Shame: una drammatica disperazione



Scordiamoci per un attimo lo stereotipo del latin lover e analizziamo cosa c'è alla base del probelma. Eh si, perché proprio di un problema si tratta.




Brandon (Michael Fassbender) è un uomo d’affari di successo, ha una bella casa, una bella vita ma è un sex-addicted, accostamento di parole che viene spesso tradotto erroneamente con maniaco. Niente di tutto questo. O molto di più, se volete. Brandon è ossessionato dal sesso tanto da farne un cardine dell’intera sua esistenza e quando si agisce in questo senso si finisce col perdere la cognizione di se stessi. Che sia svolto in compagnia di una donna o che sia una pratica autarchica (definizione di autoerotismo usata da un mio amico) il sesso per Brandon è tutto.

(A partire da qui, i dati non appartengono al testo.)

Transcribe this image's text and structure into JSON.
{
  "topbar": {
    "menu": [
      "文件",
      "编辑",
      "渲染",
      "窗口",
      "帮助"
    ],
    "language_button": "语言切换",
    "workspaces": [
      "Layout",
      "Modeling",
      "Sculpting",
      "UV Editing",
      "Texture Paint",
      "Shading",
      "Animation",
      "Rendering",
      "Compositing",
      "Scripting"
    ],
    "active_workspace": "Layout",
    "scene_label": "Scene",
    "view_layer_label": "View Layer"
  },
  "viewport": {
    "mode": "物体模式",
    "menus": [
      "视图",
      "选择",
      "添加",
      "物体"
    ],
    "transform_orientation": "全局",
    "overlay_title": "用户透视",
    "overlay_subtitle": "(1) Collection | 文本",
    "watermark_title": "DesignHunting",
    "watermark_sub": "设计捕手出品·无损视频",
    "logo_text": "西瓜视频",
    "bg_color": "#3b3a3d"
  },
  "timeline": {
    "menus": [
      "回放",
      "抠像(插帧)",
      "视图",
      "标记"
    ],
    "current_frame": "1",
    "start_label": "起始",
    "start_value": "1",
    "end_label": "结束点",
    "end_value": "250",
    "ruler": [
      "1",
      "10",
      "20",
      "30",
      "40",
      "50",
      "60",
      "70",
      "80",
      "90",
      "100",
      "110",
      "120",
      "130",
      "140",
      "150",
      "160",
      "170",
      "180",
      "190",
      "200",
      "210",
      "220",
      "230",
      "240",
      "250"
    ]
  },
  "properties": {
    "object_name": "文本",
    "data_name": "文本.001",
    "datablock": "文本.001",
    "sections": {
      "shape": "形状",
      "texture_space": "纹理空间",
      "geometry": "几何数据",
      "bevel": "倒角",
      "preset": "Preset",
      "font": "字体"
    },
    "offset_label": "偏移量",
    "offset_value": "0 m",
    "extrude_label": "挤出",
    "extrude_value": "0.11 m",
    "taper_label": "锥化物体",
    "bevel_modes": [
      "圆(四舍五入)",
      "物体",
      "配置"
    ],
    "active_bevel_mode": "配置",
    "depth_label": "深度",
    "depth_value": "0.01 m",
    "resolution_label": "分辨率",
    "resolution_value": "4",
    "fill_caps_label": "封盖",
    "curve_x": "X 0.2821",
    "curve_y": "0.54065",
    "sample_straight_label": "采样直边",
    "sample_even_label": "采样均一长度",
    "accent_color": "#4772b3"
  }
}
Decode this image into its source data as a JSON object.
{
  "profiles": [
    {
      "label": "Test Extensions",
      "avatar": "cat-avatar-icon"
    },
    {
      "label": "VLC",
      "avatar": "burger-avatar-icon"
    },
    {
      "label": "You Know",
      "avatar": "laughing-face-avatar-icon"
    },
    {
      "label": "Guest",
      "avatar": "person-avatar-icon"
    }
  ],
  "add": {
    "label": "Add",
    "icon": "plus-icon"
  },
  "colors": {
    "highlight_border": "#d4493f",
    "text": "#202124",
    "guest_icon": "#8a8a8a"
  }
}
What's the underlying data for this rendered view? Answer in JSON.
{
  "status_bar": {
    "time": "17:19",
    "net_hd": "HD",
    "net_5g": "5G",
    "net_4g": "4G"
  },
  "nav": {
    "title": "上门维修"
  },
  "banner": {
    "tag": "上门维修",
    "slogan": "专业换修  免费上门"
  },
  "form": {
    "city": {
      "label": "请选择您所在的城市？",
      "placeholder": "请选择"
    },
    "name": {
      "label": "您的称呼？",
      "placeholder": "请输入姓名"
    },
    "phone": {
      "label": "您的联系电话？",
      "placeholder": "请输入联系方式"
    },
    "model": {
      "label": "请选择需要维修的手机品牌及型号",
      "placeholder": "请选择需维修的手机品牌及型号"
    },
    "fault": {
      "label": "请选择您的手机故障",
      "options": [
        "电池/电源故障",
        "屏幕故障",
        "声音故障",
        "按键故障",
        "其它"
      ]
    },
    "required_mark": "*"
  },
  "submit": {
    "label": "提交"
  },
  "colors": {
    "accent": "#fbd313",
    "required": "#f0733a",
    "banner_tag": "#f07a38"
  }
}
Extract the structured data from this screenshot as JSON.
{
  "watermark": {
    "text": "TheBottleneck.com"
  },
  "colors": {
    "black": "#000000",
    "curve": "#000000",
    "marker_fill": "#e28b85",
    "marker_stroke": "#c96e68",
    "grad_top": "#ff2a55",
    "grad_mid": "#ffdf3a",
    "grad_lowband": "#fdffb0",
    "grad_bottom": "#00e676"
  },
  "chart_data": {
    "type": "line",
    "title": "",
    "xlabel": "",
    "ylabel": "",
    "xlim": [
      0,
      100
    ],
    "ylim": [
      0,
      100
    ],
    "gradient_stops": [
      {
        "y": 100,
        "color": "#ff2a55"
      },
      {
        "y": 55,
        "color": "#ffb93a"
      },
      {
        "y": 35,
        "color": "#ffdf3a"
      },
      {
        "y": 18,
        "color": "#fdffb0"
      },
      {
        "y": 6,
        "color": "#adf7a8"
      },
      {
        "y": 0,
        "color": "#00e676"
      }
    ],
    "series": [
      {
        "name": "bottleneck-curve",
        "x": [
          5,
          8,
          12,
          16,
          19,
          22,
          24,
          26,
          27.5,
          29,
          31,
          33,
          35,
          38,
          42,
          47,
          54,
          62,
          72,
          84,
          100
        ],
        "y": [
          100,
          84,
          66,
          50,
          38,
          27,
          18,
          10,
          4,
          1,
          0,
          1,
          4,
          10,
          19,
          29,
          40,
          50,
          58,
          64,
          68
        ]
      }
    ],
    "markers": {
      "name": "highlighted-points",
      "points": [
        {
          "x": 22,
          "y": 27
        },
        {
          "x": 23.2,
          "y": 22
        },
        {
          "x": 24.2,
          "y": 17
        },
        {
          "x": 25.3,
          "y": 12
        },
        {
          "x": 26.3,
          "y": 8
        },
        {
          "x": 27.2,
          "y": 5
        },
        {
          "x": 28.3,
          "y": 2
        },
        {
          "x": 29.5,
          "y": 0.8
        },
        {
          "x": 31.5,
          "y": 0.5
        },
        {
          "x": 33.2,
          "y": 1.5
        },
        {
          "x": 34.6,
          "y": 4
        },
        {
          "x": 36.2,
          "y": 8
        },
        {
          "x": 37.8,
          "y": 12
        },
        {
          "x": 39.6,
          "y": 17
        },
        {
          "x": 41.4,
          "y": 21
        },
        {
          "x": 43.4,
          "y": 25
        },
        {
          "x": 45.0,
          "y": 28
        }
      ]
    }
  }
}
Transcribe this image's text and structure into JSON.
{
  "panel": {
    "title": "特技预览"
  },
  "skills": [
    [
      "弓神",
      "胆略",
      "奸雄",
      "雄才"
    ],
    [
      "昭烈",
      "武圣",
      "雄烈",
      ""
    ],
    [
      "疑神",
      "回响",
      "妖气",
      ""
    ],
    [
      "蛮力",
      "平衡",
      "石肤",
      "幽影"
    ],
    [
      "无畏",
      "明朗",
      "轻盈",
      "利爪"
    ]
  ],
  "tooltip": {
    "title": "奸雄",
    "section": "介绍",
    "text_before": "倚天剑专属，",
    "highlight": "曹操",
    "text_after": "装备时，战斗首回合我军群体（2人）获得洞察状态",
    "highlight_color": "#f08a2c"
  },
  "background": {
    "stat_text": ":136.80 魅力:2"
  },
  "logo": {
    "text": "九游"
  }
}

Sissy (Carey Mulligan) è una ragazza dalla vita sentimentale devastata che sa nascondere, mica tanto bene a dire il vero, le sue macerie dietro un’aria svampita da diva del cinema. La sua vita si lega a quella di Brandon tanto da condizionare il già precario equilibrio emotivo dell’uomo.



Adesso vi aspetterete che tra i due ci sia del tenero, magari che lei lo salvi dalla desolazione in cui si trova. Niente di tutto questo. Brandon e Sissy sono fratello e sorella: legati da un rapporto di parentela ma lontani anni luce allo stesso tempo. Il motivo di questa distanza è rappresentato dal fatto che Brandon con le donne non ci sa proprio fare e nella sua concezione della donna non riesce a determinare dei limiti nel rapporto con la sorella. Non riesce a inquadrarla nel suo schema di vita.
Un’angolazione interessante dalla quale interpretare la storia di questo film riguarda la libertà sessuale. Nella nostra era qualsiasi inclinazione sessuale non è più considerata un tabù (o almeno così dovrebbe essere) ma nel momento in cui si eccede nella ricerca della libertà, quando si supera il punto di non ritorno e si esce dal mondo della decenza (intesa come rispetto di se stessi) il risultato è che si diventa schiavi. D’altra parte qualcuno diceva che la libertà è schiavitù.

Shame è un film drammatico che racconta la devastazione morale di Brandon e la sua confusione nel rapportarsi con la vita. I suoi gesti e i suoi atteggiamenti sono sintomi di una disperazione profonda che non trova valvola di sfogo se non nei rapporti carnali. Usare il sesso per raccontare una disagio interiore è una scelta molto pericolosa perché si corre il rischio di distrarre l’attenzione dello spettatore con la crudezza delle immagini e allontanarlo dal succo del discorso, tant'è vero che pochissimi registi sono riusciti nell'impresa e comunque sempre al prezzo di critiche non sempre costruttive. 

Vorrei ricordare a tal proposito il polverone suscitato da entrambi i capitoli di Nymphomaniac di Lars Von Trier, un film che racconta tanto anche oltre alle immagini che appaiono sullo schermo ma che risulta di difficile comprensione per lo spettatore medio laddove invece una schifezza invereconda come Cinquanta sfumature di grigio risulta invece essere percepito come un titolo valido. Vabbè, sono gusti e non si dovrebbero giudicare…



Una battuta, in particolare, mi ha colpito in Shame. Ad un certo punto a Brandon fa una domanda  a una ragazza: Se potessi vivere nel passato e potessi essere chiunque, in che epoca vorresti vivere? E chi saresti? La risposta a questa domanda è motivo di grande riflessione.


Io la mia risposta la conosco e voi? Vi rigiro la domanda: se poteste vivere in qualsiasi epoca storica del passato ed essere chiunque, chi scegliere di essere e in che epoca vorreste vivere?

Commenti

  1. E' una domanda difficile alla quale rispondere! Ci devo pensare... ma intanto ti posso dire che "Shame" è un film durissimo, che davvero lascia lo spettatore sorpreso di fronte a un protagonista così in crisi come Brandon, che proprio non sa come vivere oltre il mondo che si è creato. La regia di McQueen inoltre alterna riprese al chiuso con lunghe pause su Brandon e poi esterni in una New York autunnale, fredda come la sua esistenza. Michael Fassbender eccezionale nel saper cogliere la sofferenza e l'alienazione tipiche del cinema del regista britannico.